RIO e BELO HORIZONTE - O cancelamento da contagem da população do País pelo Instituto Brasileiro de Geografia e Estatística (IBGE) no ano que vem vai impedir o aumento da receita de municípios, alertou nesta quinta-feira, 26, a Confederação Nacional dos Municípios (CNM) e a Frente Nacional de Prefeitos (FNP). O número de habitantes é a referência para o repasse, pela União, do Fundo de Participação dos Municípios (FPM). Quanto maior a população, maior o valor a receber.

Vladimir Azevedo, vice-presidente para Assuntos de Gestão Pública da FNP, afirma que a maior parte dos municípios do País vem registrando crescimento no total de habitantes. Até o momento, o contingente usado como base para o cálculo é o do ano passado. "Ainda não temos como dimensionar o tamanho da perda, mas não há dúvidas de que os municípios deixarão de arrecadar mais", afirmou Azevedo, prefeito de Divinópolis (MG), pelo PSDB.
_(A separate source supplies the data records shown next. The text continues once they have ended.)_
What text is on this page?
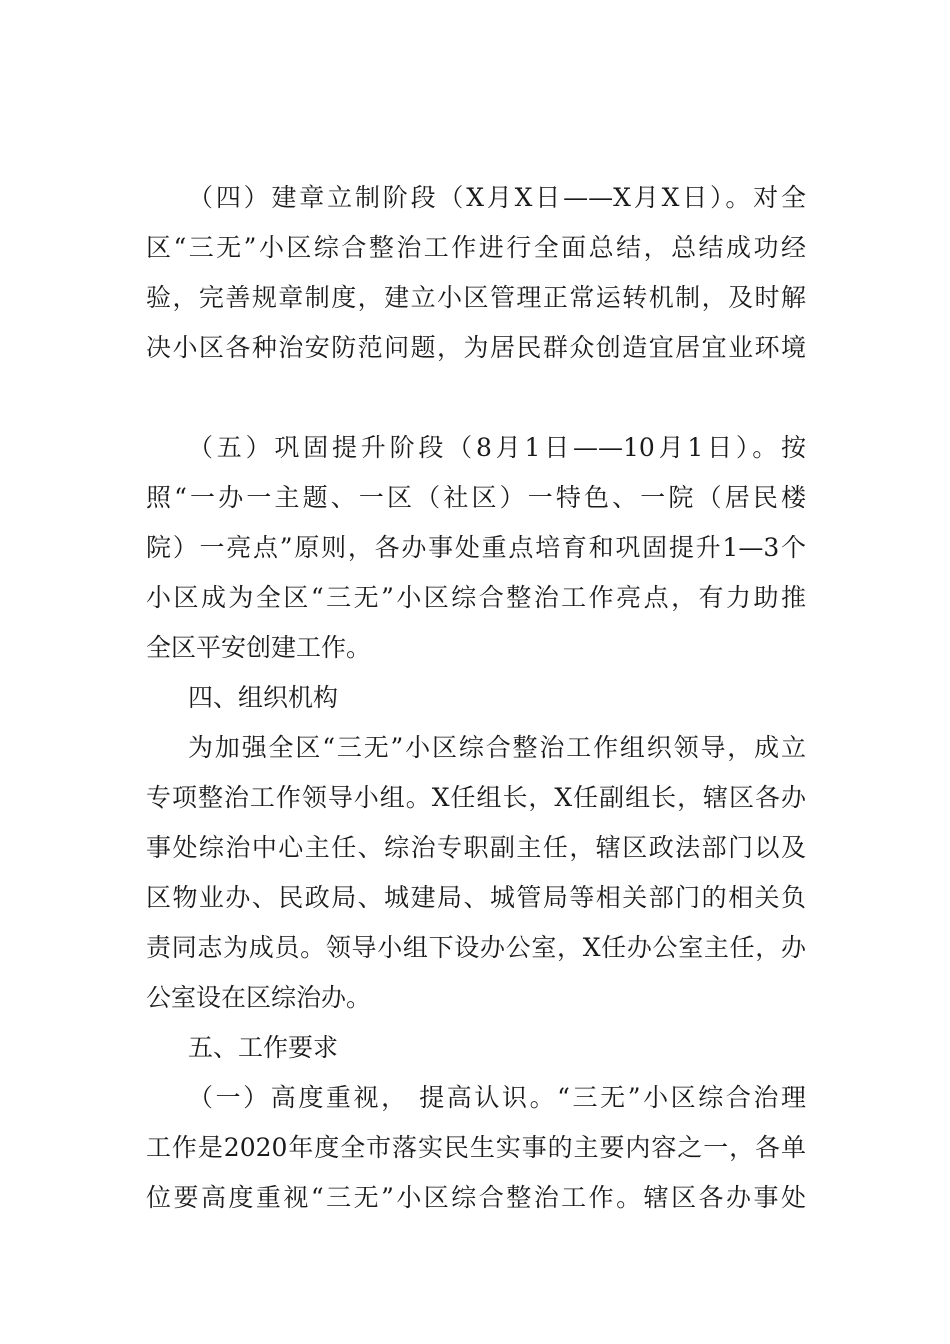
（四）建章立制阶段（X月X日——X月X日）。对全
区“三无”小区综合整治工作进行全面总结，总结成功经
验，完善规章制度，建立小区管理正常运转机制，及时解
决小区各种治安防范问题，为居民群众创造宜居宜业环境
（五）巩固提升阶段（8月1日——10月1日）。按
照“一办一主题、一区（社区）一特色、一院（居民楼
院）一亮点”原则，各办事处重点培育和巩固提升1—3个
小区成为全区“三无”小区综合整治工作亮点，有力助推
全区平安创建工作。
四、组织机构
为加强全区“三无”小区综合整治工作组织领导，成立
专项整治工作领导小组。X任组长，X任副组长，辖区各办
事处综治中心主任、综治专职副主任，辖区政法部门以及
区物业办、民政局、城建局、城管局等相关部门的相关负
责同志为成员。领导小组下设办公室，X任办公室主任，办
公室设在区综治办。
五、工作要求
（一）高度重视， 提高认识。“三无”小区综合治理
工作是2020年度全市落实民生实事的主要内容之一，各单
位要高度重视“三无”小区综合整治工作。辖区各办事处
O presidente da CNM, Paulo Ziulkoski, afirmou também que a suspensão da contagem da população pode provocar distorções não apenas nos repasses do FPM, mas também em programas sociais financiados pelo governo federal, como o Programa de Atenção Básica (PAB), do Ministério da Saúde. Segundo ele, os prefeito avaliam ir à Justiça. “Isso é quase de má-fé. Se atualizar (o número de habitantes), o governo teria de gastar mais, e ele não quer gastar. Estão ludibriando municípios e cidadãos”, afirmou.

Anúncio da suspensão. O anúncio do cancelamento da contagem da população em 2016 foi feito nesta segunda-feira aos funcionários do IBGE em comunicado interno. O texto afirmava que o Ministério do Planejamento avisara que seria impossível realizar a contagem dos habitantes do País em 2016. O levantamento estava previsto inicialmente para 2015 e também foi cancelado por falta de recursos do governo federal.

O repasse dos recursos do FPM leva em consideração faixas populacionais. No caso de Divinópolis, uma cidade de 230 mil habitantes, por exemplo, o total recebido hoje é de aproximadamente R$ 5 milhões por mês. Na hipótese de crescimento para mais de 250 mil habitantes, a cidade receberia R$ 500 mil a mais, conforme cálculos de Azevedo.

De acordo com Ziulkoski, as cidades mais afetadas são as pequenas. Ele afirma que um município com 13,7 mil habitantes que apareça nas estimativas atuais com 13,1 mil moradores deixa de receber cerca de R$ 2,3 milhões por ano. Apenas a contagem seria capaz de corrigir a distorção.